Palästinensische Fraktionen haben die von US-Präsident Donald Trump vorgeschlagene “Vision” für den Frieden bereits abgelehnt. Angesichts der Tatsache, dass der Plan die USA offen auf Israel ausrichtete, muss man sich fragen, ob dies die ganze Zeit das beabsichtigte Ergebnis war.

In Rechnung gestellt als “Vision für Frieden, Wohlstand und eine hellere Zukunft,” Der am Dienstag enthüllte 180-seitige Vorschlag liest sich wie ein Immobilienprospekt. Sie verspricht den Palästinensern einen 50 Milliarden Dollar schweren wirtschaftlichen Entwicklungsplan, Arbeitsplätze und Investitionen als Ausweg aus der Armut und Staatlichkeit zu einem bestimmten Zeitpunkt in der Zukunft. Der Haken? Sie wären ein entmilitarisierter, vollständig von Israel eingeschlossener Staat, dessen Sicherheitsinteressen Vorrang hätten.

“Eine realistische Lösung würde den Palästinensern alle Macht geben, sich selbst zu regieren, aber nicht die Macht, Israel zu bedrohen”. wie es die Vision selbst ausdrückt.

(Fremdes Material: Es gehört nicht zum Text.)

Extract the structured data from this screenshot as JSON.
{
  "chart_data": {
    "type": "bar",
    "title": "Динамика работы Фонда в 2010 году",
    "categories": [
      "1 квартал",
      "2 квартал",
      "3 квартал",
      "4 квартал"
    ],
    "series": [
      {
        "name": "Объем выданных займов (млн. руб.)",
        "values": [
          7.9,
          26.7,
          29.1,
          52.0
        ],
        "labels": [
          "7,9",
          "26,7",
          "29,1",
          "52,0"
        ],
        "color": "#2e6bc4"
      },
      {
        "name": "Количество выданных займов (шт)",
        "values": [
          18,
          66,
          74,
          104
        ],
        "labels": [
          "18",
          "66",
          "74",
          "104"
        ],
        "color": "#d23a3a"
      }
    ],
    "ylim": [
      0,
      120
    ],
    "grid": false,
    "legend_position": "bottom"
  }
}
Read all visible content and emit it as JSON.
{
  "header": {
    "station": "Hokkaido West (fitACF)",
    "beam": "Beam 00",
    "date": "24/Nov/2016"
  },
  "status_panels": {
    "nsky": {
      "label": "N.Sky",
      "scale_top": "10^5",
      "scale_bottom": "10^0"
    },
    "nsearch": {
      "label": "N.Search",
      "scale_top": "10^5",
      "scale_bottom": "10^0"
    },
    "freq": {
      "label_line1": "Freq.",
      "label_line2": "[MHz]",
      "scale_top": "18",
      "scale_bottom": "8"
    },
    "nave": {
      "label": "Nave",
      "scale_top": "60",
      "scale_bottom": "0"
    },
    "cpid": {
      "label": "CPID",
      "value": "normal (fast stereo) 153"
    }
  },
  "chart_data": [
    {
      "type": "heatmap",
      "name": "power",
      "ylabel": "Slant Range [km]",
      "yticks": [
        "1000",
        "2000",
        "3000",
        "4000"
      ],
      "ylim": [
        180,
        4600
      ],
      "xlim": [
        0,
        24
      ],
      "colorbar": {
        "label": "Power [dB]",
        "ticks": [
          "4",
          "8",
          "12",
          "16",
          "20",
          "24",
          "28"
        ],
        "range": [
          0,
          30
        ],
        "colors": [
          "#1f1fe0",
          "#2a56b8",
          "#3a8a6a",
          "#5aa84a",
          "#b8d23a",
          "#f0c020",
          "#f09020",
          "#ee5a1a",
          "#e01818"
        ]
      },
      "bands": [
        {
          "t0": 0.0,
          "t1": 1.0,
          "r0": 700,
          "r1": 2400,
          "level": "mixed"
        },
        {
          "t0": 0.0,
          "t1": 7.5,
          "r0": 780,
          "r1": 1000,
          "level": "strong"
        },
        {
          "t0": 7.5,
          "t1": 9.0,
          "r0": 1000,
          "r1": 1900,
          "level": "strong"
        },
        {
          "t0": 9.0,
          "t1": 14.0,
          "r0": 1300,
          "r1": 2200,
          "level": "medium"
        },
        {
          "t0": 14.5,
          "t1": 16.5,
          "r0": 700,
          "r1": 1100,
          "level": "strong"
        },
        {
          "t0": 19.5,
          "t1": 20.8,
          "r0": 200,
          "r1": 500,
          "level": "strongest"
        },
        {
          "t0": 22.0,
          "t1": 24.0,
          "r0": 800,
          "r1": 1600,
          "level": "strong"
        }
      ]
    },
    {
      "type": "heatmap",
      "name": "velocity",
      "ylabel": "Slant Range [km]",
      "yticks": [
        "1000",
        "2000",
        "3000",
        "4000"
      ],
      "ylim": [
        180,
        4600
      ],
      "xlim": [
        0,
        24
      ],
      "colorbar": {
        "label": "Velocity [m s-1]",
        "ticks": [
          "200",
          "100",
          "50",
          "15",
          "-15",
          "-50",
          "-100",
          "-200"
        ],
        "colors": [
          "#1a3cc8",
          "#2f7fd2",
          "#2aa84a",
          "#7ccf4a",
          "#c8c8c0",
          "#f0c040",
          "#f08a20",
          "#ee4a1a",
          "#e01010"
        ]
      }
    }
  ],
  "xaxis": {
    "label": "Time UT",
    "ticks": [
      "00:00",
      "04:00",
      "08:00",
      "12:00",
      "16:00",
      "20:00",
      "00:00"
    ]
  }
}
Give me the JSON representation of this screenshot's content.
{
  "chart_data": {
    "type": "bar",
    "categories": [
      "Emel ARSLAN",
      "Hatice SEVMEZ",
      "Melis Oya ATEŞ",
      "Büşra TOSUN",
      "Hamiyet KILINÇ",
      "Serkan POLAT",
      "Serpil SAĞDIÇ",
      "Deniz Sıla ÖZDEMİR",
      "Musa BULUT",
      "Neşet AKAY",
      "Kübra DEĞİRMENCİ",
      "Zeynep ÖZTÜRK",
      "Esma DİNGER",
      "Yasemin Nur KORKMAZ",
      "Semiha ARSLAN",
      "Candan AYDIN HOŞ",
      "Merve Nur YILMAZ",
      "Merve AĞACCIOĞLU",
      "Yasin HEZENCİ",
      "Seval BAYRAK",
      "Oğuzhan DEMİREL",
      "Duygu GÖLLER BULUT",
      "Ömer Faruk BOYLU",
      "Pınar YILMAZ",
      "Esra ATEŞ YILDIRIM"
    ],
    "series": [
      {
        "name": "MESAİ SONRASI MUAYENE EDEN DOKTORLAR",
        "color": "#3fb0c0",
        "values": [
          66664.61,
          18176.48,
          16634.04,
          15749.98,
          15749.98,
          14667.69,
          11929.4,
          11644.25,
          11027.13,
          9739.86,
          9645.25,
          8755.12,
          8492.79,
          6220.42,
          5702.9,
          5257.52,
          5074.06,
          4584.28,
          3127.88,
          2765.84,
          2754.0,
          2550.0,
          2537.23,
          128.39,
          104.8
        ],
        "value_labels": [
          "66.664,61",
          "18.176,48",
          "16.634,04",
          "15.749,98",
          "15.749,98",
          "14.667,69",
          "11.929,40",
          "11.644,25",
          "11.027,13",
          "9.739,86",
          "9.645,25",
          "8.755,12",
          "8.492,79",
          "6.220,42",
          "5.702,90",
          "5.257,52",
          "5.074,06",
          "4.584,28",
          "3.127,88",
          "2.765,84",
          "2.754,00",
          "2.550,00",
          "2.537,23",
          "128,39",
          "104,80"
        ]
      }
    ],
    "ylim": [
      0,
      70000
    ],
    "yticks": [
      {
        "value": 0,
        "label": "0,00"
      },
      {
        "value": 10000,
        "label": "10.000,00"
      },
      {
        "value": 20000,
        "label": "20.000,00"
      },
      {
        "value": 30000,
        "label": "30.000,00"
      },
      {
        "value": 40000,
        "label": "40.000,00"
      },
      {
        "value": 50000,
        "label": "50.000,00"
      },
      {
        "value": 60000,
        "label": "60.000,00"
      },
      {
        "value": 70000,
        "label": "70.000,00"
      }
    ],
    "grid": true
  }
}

Die von Trump getwitterte Karte zeigt den möglichen palästinensischen Staat als ein Flickenteppich von Enklaven, die durch Straßen und Tunnel miteinander verbunden sind, umgeben von Israel und selbst israelischen Siedlungen. Sie hat bereits Vergleiche zu Schweizer Käse, indischen Reservaten in den USA und Bantustans unter der Apartheid in Südafrika gezogen.

Weder Palästinenser noch Israelis werden aus ihrer Heimat vertrieben, verspricht die Vision. Aber was ist mit denjenigen, die bereits dabei waren? Die heikelste Frage seit der Gründung Israels 1948 war nicht, wie viel Land Palästina erhalten würde – sondern ob die vertriebenen Palästinenser und ihre Nachkommen das “Rückkehrrecht” haben würden. Trump’s Antwort darauf ist eine entschlossene “Nein”.

Die Vision bietet den Palästinensern die Wahl, ob sie leben wollen oder nicht “innerhalb des künftigen Staates Palästina, in die Länder, in denen sie derzeit leben, zu integrieren oder in ein Drittland umzusiedeln”. Außerdem müssen die Palästinenser die Existenz Israels als jüdischer Staat anerkennen. Eine Vision von Palästina “vom Fluss zum Meer” wäre für immer tot.

Jeder, der auch nur oberflächlich die Situation versteht, würde sofort erkennen, dass die Vision bei ihrer Ankunft tot ist. Es gibt zu diesem Zeitpunkt keine palästinensische politische Bewegung, die bereit wäre, dies zu akzeptieren, egal wie viel Geld oder Land ihnen angeboten wird.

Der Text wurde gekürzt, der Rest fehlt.